12月物高値は2万4125円、安値は2万3770円
シカゴ日経225先物12月限 (円建て)
24015 ( +185 )
シカゴ日経225先物12月限 (ドル建て)
24055 ( +225 )
( )は大阪取引所終値比
【欧州株式市場】
■イギリス・ロンドン株価指数
FTSE100 7545.44(+33.95)
FTSE100種総合株価指数は3日続伸した。前日26日の終値に比べ33.95ポイント高の7545.44で引けた。
外為相場のポンド安が相場を押し上げた。指数構成銘柄全体の6割強が上昇した。石油大手を除く資源株がさえない一方で、製薬や社会インフラなど幅広い業種の株価が上昇した。
個別では、原油高を追い風に石油株は終日買いが先行した。ガス供給・販売のセントリカが2.8%高と大幅に上昇した。旅行のTUIとヘルス・安全装置関連のハルマは2.5%高と上げが目立った。TUIは今夏の業績は振るわなかったものの、通期の見通しを据え置いたことが好感された。ハルマは4月からの業績が好調との発表が買い手がかりになった。朝方は売られていた銀行株は小幅ながら全銘柄が上昇して引けた。

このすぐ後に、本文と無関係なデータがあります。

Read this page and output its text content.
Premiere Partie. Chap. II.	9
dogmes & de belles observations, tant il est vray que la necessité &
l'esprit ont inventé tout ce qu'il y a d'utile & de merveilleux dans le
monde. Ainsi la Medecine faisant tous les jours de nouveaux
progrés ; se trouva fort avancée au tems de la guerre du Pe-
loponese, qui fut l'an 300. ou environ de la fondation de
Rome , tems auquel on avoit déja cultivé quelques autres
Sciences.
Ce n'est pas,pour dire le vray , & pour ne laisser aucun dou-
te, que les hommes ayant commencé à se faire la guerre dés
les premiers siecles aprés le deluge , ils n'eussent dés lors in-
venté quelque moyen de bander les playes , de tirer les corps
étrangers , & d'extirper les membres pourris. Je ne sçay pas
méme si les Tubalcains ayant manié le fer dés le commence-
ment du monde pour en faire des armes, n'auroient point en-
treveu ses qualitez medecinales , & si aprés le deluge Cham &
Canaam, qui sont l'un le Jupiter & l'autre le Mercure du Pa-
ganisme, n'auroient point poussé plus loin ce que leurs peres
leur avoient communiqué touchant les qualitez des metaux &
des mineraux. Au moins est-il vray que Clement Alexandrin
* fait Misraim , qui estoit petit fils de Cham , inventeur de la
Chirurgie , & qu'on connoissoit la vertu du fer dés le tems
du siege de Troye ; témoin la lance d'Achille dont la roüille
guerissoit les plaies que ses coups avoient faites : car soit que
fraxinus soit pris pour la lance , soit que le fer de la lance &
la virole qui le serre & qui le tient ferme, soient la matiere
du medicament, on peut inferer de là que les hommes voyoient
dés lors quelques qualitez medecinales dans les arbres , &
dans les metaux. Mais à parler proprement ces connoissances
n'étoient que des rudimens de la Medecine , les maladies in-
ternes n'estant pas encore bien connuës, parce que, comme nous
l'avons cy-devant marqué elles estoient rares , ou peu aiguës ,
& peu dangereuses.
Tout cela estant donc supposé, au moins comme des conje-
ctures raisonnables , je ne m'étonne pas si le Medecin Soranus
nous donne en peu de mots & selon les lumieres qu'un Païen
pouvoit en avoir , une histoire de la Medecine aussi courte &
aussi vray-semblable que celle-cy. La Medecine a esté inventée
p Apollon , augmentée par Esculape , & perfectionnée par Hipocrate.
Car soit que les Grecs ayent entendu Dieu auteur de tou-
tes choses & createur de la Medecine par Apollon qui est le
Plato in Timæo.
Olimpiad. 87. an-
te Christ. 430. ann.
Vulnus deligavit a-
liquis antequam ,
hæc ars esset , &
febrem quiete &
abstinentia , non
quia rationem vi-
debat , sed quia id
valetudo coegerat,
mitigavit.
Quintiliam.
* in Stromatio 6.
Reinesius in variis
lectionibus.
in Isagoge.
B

半面、銅価格が大幅に下げ、鉱業株に売りが広がった。なかでもフレスニージョの下げが目立った。航空株は原油高で燃料費がかさむとの観測から下落した。クルーズのカーニバルは5%超安となった。9~11月期は、燃料費の増加やドル高が利益を圧迫するとの見方を示したことで売られた。
■ドイツ・フランクフルト株価指数
DAX 12435.59(+49.70)
ドイツ株式指数(DAX)は3日続伸した。終値は前日26日と比べて49.70ポイント高の12435.59だった。
個別では、鉄鋼のティッセン・クルップが約1割高と急伸した。最高経営責任者(CEO)が増資計画はない、などと述べた。自動車のフォルクスワーゲンとダイムラーの上げも目立った。
一方で原油高による燃料費増加が懸念され航空のルフトハンザが大幅に下落した。
■フランス・パリ株価指数
CAC40 5540.41(+27.68)
フランスの株価指数CAC40は小幅ながら上昇に転じて引けた。